Saturday, December 02, 2006

Writing

You have heard that old saw, genius is one percent inspiration, 99 percent perspiration, something like that. Once I was talking to Molly Lamb Bobak, a wonderful painter based in Fredericton. She asked me if I had many talented people in my creative writing classes. I said I did, and I was surprised that they never went on to write more. She expressed the same surprise with the people who took her painting classes.

It is my experience that some people with little talent can learn to write if they spend a lot of time writing and studying.
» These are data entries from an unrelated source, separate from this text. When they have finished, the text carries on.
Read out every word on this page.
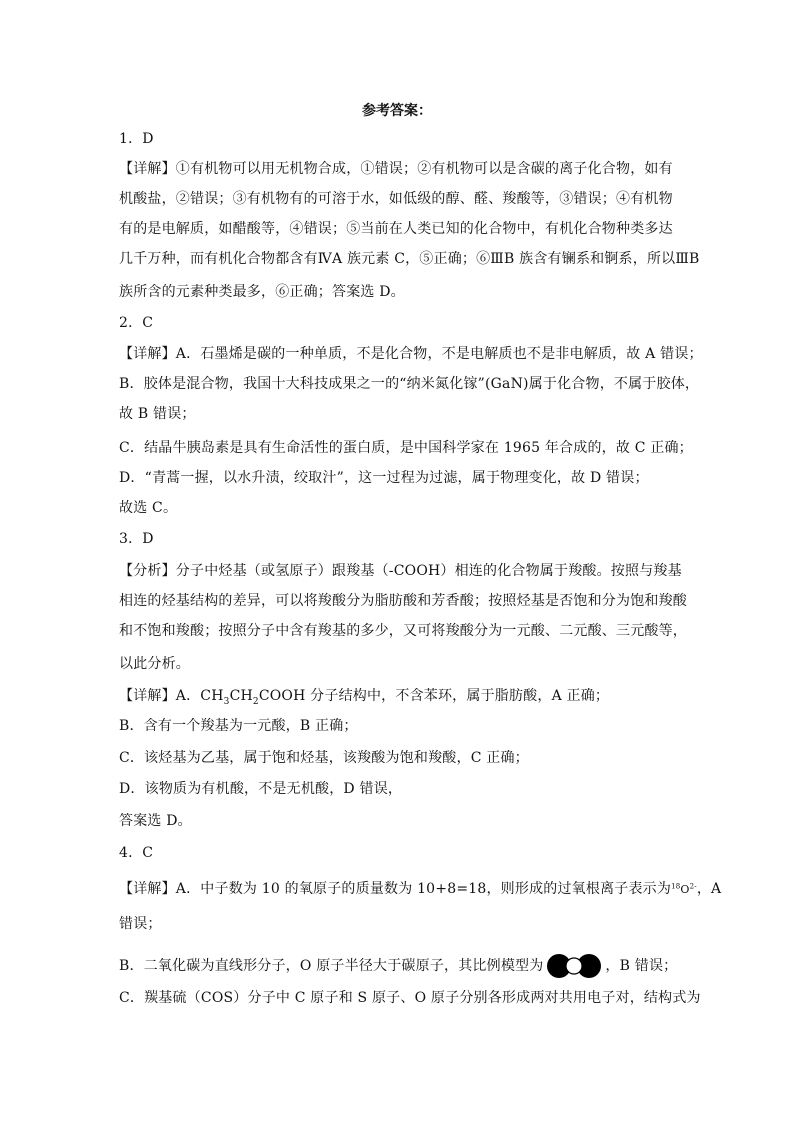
参考答案：
1．D
【详解】①有机物可以用无机物合成，①错误；②有机物可以是含碳的离子化合物，如有
机酸盐，②错误；③有机物有的可溶于水，如低级的醇、醛、羧酸等，③错误；④有机物
有的是电解质，如醋酸等，④错误；⑤当前在人类已知的化合物中，有机化合物种类多达
几千万种，而有机化合物都含有ⅣA 族元素 C，⑤正确；⑥ⅢB 族含有镧系和锕系，所以ⅢB
族所含的元素种类最多，⑥正确；答案选 D。
2．C
【详解】A．石墨烯是碳的一种单质，不是化合物，不是电解质也不是非电解质，故 A 错误；
B．胶体是混合物，我国十大科技成果之一的“纳米氮化镓”(GaN)属于化合物，不属于胶体，
故 B 错误；
C．结晶牛胰岛素是具有生命活性的蛋白质，是中国科学家在 1965 年合成的，故 C 正确；
D．“青蒿一握，以水升渍，绞取汁”，这一过程为过滤，属于物理变化，故 D 错误；
故选 C。
3．D
【分析】分子中烃基（或氢原子）跟羧基（-COOH）相连的化合物属于羧酸。按照与羧基
相连的烃基结构的差异，可以将羧酸分为脂肪酸和芳香酸；按照烃基是否饱和分为饱和羧酸
和不饱和羧酸；按照分子中含有羧基的多少，又可将羧酸分为一元酸、二元酸、三元酸等，
以此分析。
【详解】A．$CH_3CH_2COOH$ 分子结构中，不含苯环，属于脂肪酸，A 正确；
B．含有一个羧基为一元酸，B 正确；
C．该烃基为乙基，属于饱和烃基，该羧酸为饱和羧酸，C 正确；
D．该物质为有机酸，不是无机酸，D 错误，
答案选 D。
4．C
【详解】A．中子数为 10 的氧原子的质量数为 10+8=18，则形成的过氧根离子表示为$^{18}O^{2-}$，A
错误；
B．二氧化碳为直线形分子，O 原子半径大于碳原子，其比例模型为	，B 错误；
C．羰基硫（COS）分子中 C 原子和 S 原子、O 原子分别各形成两对共用电子对，结构式为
Their work is often pedestrian, but they get published. Some people have talent but they don’t develop it; the rewards are not great enough. One man said to me after he had had something published, “Why would anyone do this?” He had received something like $25 for his effort. He could make more money picking up beer bottles, he said.

Blockbuster talents, however, start off great, and I for one couldn’t teach them anything. They don’t take creative writing classes or do degrees in CW unless they use them for an excuse to get time for writing. I remember the initial time one young kid, David Adams Richards, read to our writers’ group. We were bowled over. Here was an authentic talent. He went on to write to great critical acclaim and to win many awards. Into my husband’s MA creative writing class came Wayne Johnston, a natural born comic writer. He too has gone on to critical acclaim, won prizes, and had his novel on the front page of the NYT Book Review. Bill said that the only thing he could do with such a writer was to let him write. “What could I teach him?” Nothing. Such people do need an excellent, sympathetic editor, need to read widely, but they do not need much teaching.

At the writers’ group, I would amuse myself with predicting the next word in a poem being read. Then one night came a young kid who read a poem whose words I couldn’t predict. He hadn’t read much, hadn’t seen the big world, knew only that he was a poet. Joe Sherman went on to publish, also to critical acclaim, and to be made an Officer of Canada. Alas, he died of pancreatic cancer a year ago. After his diagnosis, he wrote for the nine months he had left, and two terrific books came out of it. Over the years he would send every manuscript to me and to Robert Gibbs. I would comment, make suggestions, fully realizing that I was only providing a sympathetic, dedicated ear.

1 comment:

Zhoen said...

It takes a real teacher to know when to take the third option in the Lead, Follow, Or Get Out Of the Way list. Your slight nudges may do more than you think.